Not unlike Munich, the 1996 Olympics in Atlanta were expected to convey
a certain sense of reconciliation by introducing the world to "the new
south" in the first ever Olympics to be held in a formerly segregated
southern U.S. city. Again, however, violence determined the Games'
legacy, as the Centennial Park bombing reiterated the Olympics'
vulnerability to the most senseless of violence and served notice of the
possibility of future terrorism on America's own shores.

And now, as the XXIX Olympiad draws to a close, its legacy again
threatens to have nothing to do with the games and everything to do with
the violence accompanying them. While these Olympics were touted as New
China's "coming out" party, their most profound significance may instead
be for the role they played as a distraction for Russia's military
invasion of its neighbor Georgia. Although political pundits may have
logically predicted that if the Games were to be marred by violence, it
was most likely to be Chinese violence on pro-democracy or Tibetan
protestors, they would have been wrong. Instead, the Olympics have
surprised us again -- it is the unforeseen Russian violence, timed to
coincide with the Games, which may prove Beijing's legacy.
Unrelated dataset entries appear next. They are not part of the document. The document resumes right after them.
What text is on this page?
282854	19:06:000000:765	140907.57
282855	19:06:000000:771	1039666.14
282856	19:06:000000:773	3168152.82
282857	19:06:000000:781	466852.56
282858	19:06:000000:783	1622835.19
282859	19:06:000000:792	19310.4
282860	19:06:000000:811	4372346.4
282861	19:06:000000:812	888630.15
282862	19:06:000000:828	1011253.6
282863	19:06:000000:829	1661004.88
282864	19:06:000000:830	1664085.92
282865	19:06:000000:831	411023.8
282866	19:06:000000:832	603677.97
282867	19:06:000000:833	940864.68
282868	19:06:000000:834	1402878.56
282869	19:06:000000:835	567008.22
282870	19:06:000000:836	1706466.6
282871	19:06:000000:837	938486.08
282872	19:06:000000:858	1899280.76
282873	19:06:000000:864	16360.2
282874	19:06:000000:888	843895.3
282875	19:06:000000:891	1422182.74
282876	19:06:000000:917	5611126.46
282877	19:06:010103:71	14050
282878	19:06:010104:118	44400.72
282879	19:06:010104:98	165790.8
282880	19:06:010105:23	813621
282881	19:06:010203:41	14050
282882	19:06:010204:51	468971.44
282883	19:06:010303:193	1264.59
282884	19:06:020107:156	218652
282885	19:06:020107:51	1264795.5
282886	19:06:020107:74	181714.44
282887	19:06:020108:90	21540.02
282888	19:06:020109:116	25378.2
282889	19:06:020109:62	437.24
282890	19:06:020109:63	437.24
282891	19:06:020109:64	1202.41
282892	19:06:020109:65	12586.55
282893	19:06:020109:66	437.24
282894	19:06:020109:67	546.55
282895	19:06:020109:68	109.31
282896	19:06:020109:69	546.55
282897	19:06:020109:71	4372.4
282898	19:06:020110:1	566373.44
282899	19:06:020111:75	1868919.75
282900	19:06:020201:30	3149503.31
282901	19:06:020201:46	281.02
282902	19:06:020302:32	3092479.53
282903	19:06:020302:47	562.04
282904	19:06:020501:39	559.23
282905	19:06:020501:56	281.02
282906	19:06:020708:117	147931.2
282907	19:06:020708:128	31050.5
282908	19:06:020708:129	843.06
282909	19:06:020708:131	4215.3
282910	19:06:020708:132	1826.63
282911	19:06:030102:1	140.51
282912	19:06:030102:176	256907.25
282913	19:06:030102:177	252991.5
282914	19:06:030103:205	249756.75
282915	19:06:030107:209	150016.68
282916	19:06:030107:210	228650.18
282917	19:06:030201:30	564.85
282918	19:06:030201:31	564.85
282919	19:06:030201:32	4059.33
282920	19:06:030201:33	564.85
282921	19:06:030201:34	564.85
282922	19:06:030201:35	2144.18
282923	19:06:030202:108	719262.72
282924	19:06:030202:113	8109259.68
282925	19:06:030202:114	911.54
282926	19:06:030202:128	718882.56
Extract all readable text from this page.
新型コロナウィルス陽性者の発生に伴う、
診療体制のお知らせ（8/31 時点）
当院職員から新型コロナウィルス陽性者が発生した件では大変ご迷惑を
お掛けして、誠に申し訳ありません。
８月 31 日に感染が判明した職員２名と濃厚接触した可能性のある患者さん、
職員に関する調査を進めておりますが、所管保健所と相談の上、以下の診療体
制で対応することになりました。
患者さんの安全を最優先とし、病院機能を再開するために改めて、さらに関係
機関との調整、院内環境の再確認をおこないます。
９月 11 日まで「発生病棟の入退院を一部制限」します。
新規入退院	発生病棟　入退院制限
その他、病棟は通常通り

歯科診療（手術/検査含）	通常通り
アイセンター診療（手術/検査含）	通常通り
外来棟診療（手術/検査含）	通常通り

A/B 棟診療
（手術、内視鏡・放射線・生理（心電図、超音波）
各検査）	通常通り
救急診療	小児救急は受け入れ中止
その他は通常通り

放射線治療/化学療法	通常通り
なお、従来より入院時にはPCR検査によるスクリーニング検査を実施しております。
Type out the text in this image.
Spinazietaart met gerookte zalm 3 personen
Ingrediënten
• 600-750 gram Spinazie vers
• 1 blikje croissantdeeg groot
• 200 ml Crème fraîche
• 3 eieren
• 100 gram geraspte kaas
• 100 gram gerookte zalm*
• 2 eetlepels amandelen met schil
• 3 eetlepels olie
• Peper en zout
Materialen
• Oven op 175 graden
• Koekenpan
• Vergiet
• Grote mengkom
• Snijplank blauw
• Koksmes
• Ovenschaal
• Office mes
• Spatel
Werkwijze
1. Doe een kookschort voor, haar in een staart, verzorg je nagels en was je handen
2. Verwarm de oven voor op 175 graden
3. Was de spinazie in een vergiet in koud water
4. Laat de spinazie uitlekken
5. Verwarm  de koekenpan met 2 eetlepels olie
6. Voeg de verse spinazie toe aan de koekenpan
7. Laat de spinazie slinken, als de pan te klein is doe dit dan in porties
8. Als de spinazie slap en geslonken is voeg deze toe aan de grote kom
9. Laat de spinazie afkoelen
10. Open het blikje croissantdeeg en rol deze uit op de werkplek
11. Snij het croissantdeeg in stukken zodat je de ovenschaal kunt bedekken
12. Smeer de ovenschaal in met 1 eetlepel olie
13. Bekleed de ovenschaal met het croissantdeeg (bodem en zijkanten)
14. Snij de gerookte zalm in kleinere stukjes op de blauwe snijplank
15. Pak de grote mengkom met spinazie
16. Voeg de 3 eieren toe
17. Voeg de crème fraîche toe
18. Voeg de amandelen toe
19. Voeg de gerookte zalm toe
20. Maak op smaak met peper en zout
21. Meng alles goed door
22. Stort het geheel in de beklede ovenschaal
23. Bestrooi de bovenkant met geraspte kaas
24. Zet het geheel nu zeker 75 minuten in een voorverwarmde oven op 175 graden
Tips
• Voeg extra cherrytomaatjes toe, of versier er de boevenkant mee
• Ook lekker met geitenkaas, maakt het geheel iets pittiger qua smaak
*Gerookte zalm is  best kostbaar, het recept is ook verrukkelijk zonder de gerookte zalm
In part as a result of the world's preoccupation with the Olympics,
Russia has received relatively easy treatment from international media
and seemingly, the public at-large. At least in this country, people
seem more interested in Jamaica's domination over the track and field
events than Russia's domination over Abkhazia. The UN has been a
non-factor.

And while the Russian Government has described the invasion of Georgia
by its "peacekeepers" as a result of Georgia's ill-advised effort to
re-occupy its internationally recognized province of South Ossetia, all
indications point to a premeditated Russian attack - as evidence at
least in part by pre-invasion cyber-attacks that dismantled Georgia's
technology infrastructure by notorious Russian hackers. Coupled with
the coordinated blitz from Abkhazia and South Ossetian irregulars, it is
beyond reasonable doubt that Russia's attack was not pre-planned and
intentionally executed during the Olympics.

The most worrisome aspect of the Beijing Games' legacy may thus be the
lesson that aggressive regimes of the future will take from it --
Namely: attack your adversary while the world is glued to the Opening
Ceremonies... and do as much damage as you can and get out in two weeks.